Unicorns are known not to exist empirically. Do you really want to do away
with this distinction?
>
> The
> >question is: not whether one can speak of quality outside of the S/O
form,
> >but whether one can one speak of Quality without any form at all?
>
> One can experience Quality without any static form at all but as soon as
one
> speaks there is static form.
>
> >[Scott:] Isn't "the experience of observation" without an observer
> >and an observed a metaphysical assumption? Mystics, it is true, claim
this
> >experience, and I accept that claim. But accepting that claim is to
accept
> >the mystic as an authority. It is not empirical.
>
> I'm not even talking about mystical experience. In the actual empirical
> experience of everyday life there is no separation, there is just
sensation
> going on. It doesn't take much effort to see that.
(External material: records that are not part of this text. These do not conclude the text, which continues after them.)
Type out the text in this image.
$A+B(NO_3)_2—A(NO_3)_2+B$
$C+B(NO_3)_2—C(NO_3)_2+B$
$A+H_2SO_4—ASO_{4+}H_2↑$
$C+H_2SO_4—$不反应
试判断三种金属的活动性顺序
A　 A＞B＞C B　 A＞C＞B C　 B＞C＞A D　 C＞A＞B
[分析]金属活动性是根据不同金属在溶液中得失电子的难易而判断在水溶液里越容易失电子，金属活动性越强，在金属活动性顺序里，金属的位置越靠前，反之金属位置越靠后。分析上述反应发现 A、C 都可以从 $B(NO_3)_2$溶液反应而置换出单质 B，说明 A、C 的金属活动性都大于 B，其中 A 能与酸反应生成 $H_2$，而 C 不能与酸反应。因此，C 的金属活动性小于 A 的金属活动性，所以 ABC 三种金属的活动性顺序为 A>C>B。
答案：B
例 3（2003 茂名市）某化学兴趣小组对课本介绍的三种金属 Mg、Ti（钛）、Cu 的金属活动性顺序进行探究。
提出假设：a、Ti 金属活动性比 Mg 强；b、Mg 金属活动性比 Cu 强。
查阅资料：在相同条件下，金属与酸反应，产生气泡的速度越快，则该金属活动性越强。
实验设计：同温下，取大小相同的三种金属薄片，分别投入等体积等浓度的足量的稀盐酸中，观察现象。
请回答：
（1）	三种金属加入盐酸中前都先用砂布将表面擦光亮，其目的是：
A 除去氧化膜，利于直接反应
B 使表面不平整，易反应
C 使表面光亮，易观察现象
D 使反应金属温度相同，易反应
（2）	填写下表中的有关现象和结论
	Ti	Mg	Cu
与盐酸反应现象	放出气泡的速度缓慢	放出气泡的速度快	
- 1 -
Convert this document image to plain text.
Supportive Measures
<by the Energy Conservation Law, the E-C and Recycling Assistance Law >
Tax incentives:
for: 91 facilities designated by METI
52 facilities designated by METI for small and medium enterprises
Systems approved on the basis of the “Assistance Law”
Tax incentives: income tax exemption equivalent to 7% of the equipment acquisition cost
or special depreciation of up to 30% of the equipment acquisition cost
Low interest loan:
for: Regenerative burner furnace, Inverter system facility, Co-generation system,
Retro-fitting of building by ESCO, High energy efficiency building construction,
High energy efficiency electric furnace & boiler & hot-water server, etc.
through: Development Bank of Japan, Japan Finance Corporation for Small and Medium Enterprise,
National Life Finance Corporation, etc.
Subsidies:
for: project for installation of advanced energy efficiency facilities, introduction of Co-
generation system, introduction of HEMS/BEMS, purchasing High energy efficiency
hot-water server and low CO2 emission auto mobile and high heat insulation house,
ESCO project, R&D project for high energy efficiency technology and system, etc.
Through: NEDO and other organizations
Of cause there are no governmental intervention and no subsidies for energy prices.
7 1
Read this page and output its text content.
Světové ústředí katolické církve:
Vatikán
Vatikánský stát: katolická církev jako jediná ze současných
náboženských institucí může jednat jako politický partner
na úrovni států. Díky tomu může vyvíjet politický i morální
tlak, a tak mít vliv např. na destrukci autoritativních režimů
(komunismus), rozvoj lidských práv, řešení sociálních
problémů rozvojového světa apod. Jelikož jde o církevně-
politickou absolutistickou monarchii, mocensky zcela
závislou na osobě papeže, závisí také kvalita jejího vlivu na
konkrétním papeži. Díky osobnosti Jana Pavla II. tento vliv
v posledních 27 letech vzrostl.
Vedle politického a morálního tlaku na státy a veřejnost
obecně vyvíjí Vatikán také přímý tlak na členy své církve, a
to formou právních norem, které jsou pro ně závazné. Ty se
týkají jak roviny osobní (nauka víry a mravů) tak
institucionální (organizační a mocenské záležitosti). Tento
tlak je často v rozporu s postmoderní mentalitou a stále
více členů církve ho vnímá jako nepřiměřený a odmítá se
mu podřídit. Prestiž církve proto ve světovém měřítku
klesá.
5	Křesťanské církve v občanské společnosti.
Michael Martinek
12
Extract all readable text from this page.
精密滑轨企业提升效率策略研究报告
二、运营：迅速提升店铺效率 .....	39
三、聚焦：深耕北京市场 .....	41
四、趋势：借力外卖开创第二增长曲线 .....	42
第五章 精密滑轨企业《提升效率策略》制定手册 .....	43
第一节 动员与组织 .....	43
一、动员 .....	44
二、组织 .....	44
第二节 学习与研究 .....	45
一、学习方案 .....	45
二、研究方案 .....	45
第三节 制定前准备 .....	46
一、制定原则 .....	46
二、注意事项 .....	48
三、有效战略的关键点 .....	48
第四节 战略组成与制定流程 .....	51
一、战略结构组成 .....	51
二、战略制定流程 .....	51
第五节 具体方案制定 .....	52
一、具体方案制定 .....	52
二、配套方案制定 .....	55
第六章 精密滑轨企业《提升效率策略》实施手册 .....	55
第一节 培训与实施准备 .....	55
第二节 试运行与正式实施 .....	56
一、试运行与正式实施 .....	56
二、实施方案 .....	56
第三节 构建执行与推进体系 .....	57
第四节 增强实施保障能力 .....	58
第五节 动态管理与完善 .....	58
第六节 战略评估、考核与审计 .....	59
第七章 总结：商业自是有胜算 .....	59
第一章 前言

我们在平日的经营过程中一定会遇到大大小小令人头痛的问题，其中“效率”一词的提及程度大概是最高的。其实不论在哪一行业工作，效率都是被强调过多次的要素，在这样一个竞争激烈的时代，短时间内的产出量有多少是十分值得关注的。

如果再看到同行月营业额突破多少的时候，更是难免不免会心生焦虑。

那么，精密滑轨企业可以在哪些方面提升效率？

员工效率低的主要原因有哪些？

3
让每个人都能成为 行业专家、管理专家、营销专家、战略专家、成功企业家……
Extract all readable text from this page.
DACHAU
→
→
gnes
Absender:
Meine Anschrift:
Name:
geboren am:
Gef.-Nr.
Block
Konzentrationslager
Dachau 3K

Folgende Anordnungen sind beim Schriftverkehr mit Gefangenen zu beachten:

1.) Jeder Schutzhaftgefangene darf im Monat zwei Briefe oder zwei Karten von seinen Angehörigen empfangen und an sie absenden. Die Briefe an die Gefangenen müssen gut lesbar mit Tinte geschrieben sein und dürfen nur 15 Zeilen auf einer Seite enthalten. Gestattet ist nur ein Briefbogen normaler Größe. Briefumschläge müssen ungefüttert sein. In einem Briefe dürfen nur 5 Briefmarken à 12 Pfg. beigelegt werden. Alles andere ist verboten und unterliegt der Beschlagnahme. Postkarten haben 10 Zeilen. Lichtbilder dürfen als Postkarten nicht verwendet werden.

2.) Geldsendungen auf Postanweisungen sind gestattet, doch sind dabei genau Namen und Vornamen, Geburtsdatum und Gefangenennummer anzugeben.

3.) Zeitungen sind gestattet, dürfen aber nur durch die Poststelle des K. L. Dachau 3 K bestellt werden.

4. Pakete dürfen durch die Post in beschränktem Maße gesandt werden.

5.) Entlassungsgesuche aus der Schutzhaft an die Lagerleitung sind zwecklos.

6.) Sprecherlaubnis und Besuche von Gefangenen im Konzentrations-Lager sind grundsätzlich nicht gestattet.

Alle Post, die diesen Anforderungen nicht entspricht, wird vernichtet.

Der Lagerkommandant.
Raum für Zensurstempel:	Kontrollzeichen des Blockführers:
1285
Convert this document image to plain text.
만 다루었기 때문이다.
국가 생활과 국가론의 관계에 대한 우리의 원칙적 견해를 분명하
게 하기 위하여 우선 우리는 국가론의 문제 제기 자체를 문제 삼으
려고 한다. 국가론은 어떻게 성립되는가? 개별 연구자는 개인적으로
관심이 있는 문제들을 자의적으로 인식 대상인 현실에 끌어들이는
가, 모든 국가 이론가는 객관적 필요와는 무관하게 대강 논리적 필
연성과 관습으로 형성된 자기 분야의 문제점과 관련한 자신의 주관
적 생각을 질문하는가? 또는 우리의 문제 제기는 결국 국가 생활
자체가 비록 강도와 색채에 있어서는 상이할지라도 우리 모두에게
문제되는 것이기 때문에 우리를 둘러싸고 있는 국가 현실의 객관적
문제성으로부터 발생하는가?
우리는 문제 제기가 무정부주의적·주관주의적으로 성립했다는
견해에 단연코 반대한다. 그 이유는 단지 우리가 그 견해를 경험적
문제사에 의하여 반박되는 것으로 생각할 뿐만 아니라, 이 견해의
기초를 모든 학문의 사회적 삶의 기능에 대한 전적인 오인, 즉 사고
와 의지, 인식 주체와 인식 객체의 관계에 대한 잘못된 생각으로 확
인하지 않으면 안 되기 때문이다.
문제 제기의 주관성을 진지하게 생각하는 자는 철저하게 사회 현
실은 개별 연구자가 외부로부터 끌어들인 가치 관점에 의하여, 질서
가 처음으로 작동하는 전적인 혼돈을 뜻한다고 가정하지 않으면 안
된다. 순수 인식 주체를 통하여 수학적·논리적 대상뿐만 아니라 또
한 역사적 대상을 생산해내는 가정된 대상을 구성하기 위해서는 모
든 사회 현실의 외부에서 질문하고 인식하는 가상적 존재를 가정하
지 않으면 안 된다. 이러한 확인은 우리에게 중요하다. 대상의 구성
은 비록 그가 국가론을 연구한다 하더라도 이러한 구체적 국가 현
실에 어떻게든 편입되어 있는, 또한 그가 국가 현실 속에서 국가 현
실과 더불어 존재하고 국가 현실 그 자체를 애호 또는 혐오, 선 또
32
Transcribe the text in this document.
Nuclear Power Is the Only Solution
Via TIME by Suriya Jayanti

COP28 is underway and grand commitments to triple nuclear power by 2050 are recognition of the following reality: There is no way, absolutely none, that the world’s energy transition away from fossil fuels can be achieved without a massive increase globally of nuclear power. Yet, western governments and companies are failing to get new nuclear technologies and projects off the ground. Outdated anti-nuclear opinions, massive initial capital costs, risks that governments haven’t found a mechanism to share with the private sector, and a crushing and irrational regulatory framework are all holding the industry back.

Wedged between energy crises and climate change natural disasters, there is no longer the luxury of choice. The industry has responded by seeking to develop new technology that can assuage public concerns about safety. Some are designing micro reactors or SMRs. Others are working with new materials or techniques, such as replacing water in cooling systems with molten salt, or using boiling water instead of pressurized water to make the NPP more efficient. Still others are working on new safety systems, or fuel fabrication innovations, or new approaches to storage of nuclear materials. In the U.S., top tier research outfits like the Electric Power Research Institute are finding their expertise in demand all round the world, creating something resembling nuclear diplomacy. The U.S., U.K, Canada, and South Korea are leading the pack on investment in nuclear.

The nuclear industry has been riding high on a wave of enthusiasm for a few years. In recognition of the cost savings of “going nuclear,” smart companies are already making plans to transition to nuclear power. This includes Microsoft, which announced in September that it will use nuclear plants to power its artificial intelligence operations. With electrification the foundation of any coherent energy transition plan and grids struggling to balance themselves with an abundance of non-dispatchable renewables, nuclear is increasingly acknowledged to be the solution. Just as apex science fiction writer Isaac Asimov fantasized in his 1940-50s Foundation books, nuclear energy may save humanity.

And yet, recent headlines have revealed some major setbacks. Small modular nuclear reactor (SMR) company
Sensation is separation. We always see particular things. We never see
"everything". It takes a great deal of effort to perceive pure
undifferentiated nothingness.
>
> >I am not disagreeing with the MOQ in that it says that Quality produces
the
> >experience and the experiencer. What I am disputing is that the MOQ is
> >justified in calling itself empirical, and the claim you make that
> >experience is "just value". If I touch a hot stove, I experience pain,
not
> >"value", and I experience pain because I am a biological being.
>
> Pain is a description given to low quality. There is something on this
> subject in LILA'S CHILD:
>
> "When you examine pain closely you see that it is not in the mind. Pain
that
> is subjective, i.e. has no medical origin, is not considered to be real
> pain, but a hallucination, a symptom of mental illness. “Subjective
> valuation” of pain is a form of insanity. But you see that pain is not
out
> of the
> mind either. When a medical patient is unconscious, i.e., whose mind is
> absent, there are no objective traces of the pain to be found. Once can
> possibly find the causes of the pain with scientific instruments but one
> cannot find the pain itself. So if pain isn’t in the mind and it isn’t in
> the
> external world where is it? The answer provided by the MOQ is that pain,
> like hearing and vision and smell and touch, is part of the empirical
> threshold that reveals to us what the rest of the world is like. At the
> moment pain is first experienced it is not even “pain,” it is just
negative
> quality, a third category, outside of subjects and objects, whose
> definitions have not yet come in."
>
> Pain only
> >occurs in a setting of biological SQ. If there is no SQ whatsoever, there
> >is no experience whatsoever, S/O or non-S/O.
> >
> >The MOQ claim that there is "pure experience" prior to any division is
> >either a metaphysical a priori assumption, or it is an argument from the
> >authority of mystics. It is not empirical.
>
> Why do you have to rely on the authority of mystics? It is there all the
> time. If you don't know what I mean there is really nothing else I can
say.
I see trees and walls. I hear tunes and thuinder. I taste sourness and
sweetness. I don't see, hear, or taste "pure experience".
>
> >I wasn't saying that one needs the concepts of space and time to
experience
> >things spatio-temporally. She also has no category "value". She cries
when
> >she experiences hunger or a wet diaper, not when she experiences
something
> >called "low quality".
>
> So "hunger" and "wet diaper" are conceptual categories more fundamental
to
> the differentiation of one's experience than that of good and bad? Do
they
> precede quality in one's experience?
Are you saying that a baby experiences everything in one dimension: low to
high quality. She doesn't experience hunger differently from a wet diaper?